Fedellini pasta with morel mushrooms, peas, crème fraîche, and mint, $17.00
Local king salmon with spinach, sorrel, Bintje potatoes, and rosé butter, $18.00
Grilled Niman Ranch pork loin with snap peas, little turnips, orange zest, and sage, $18.50
Pan-fried Hoffman Farm chicken breast with caper salsa and celery root-rocket salad, $17.00
Pizza with wild nettles and pecorino, $17.00
Crostata di Perrella with goat cheese, mozzarella, prosciutto, garlic, and herbs, $17.00

Side orders: a plate of olives, anchovies, Parmesan, or Tuscan olive oil, $3.50 each


DESSERTS

Artisan cheese selection:Pleasant Ridge Reserve, St. Pat, and Ouray, $8.50

Rhubarb galette with muscat ice cream, $8.75
Bittersweet chocolate-almond torte with Cognac cream, $8.50
Cardamom coffee caramel custard with chocolate wafers, $6.25
Strawberry-orange sherbet with gingersnaps, $6.00
Candied Meyer lemon ice cream with ossi dei morti, $6.25
Jim Churchill's Pixie tangerines and Black Sphinx dates, $6.50




Service charge: 15 percent Sales tax: 8 1/4 percent
Corkage: $20 per bottle, limit two (750 ml.) per table.
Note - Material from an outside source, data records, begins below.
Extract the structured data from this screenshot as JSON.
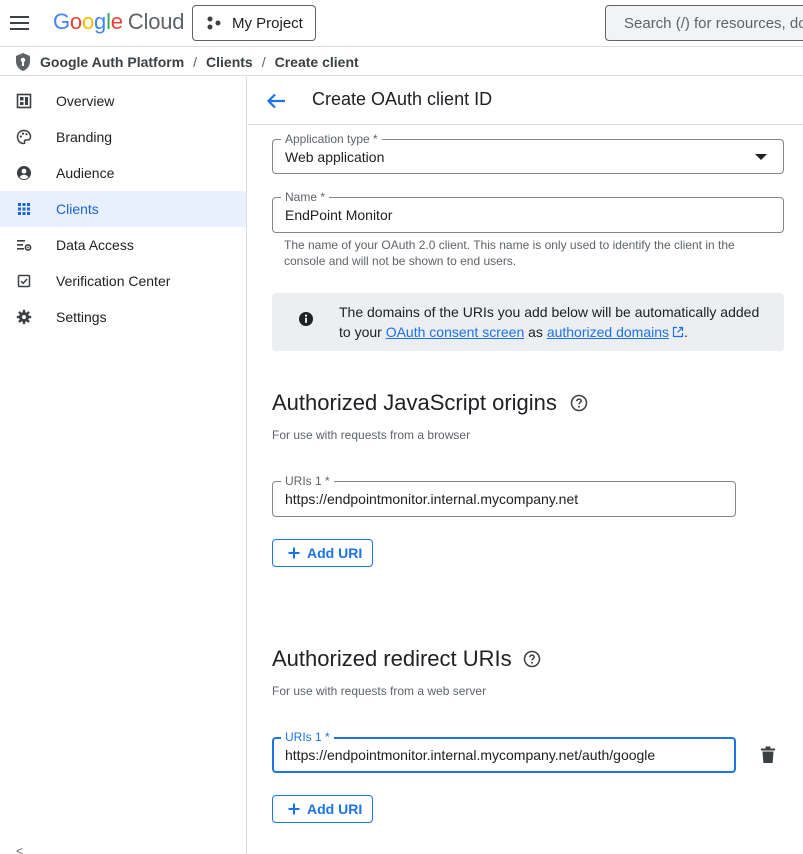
{
  "topbar": {
    "menu_icon": "hamburger-menu-icon",
    "logo_letters": [
      "G",
      "o",
      "o",
      "g",
      "l",
      "e"
    ],
    "logo_product": "Cloud",
    "project_label": "My Project",
    "search_placeholder": "Search (/) for resources, docs"
  },
  "breadcrumb": {
    "items": [
      "Google Auth Platform",
      "Clients",
      "Create client"
    ],
    "separator": "/"
  },
  "sidebar": {
    "items": [
      {
        "label": "Overview",
        "icon": "dashboard-icon",
        "active": false
      },
      {
        "label": "Branding",
        "icon": "palette-icon",
        "active": false
      },
      {
        "label": "Audience",
        "icon": "account-circle-icon",
        "active": false
      },
      {
        "label": "Clients",
        "icon": "apps-grid-icon",
        "active": true
      },
      {
        "label": "Data Access",
        "icon": "tune-settings-icon",
        "active": false
      },
      {
        "label": "Verification Center",
        "icon": "verified-checkbox-icon",
        "active": false
      },
      {
        "label": "Settings",
        "icon": "gear-icon",
        "active": false
      }
    ],
    "collapse_glyph": "<"
  },
  "page": {
    "title": "Create OAuth client ID"
  },
  "form": {
    "app_type": {
      "label": "Application type *",
      "value": "Web application"
    },
    "name": {
      "label": "Name *",
      "value": "EndPoint Monitor",
      "helper_line1": "The name of your OAuth 2.0 client. This name is only used to identify the client in the",
      "helper_line2": "console and will not be shown to end users."
    },
    "info": {
      "line1": "The domains of the URIs you add below will be automatically added",
      "line2_prefix": "to your ",
      "link1": "OAuth consent screen",
      "middle": " as ",
      "link2": "authorized domains",
      "suffix": "."
    },
    "js_origins": {
      "title": "Authorized JavaScript origins",
      "subtitle": "For use with requests from a browser",
      "uri_label": "URIs 1 *",
      "uri_value": "https://endpointmonitor.internal.mycompany.net",
      "add_label": "Add URI"
    },
    "redirect_uris": {
      "title": "Authorized redirect URIs",
      "subtitle": "For use with requests from a web server",
      "uri_label": "URIs 1 *",
      "uri_value": "https://endpointmonitor.internal.mycompany.net/auth/google",
      "add_label": "Add URI"
    }
  },
  "colors": {
    "accent": "#1a73e8",
    "active_bg": "#e8f0fe",
    "border": "#dadce0"
  }
}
Most of our produce and meat comes from farms and ranches that practice ecologically sound agriculture.
The Café now accepts advance reservations one month ahead to the calendar date.
Please refrain from cellular phone use within the café and restaurant.

Also a very fruity glass of a 2002 Sauvignon Blanc from Cheverny in the Loire Valley (Domaine du Salvard?), and French roast coffee.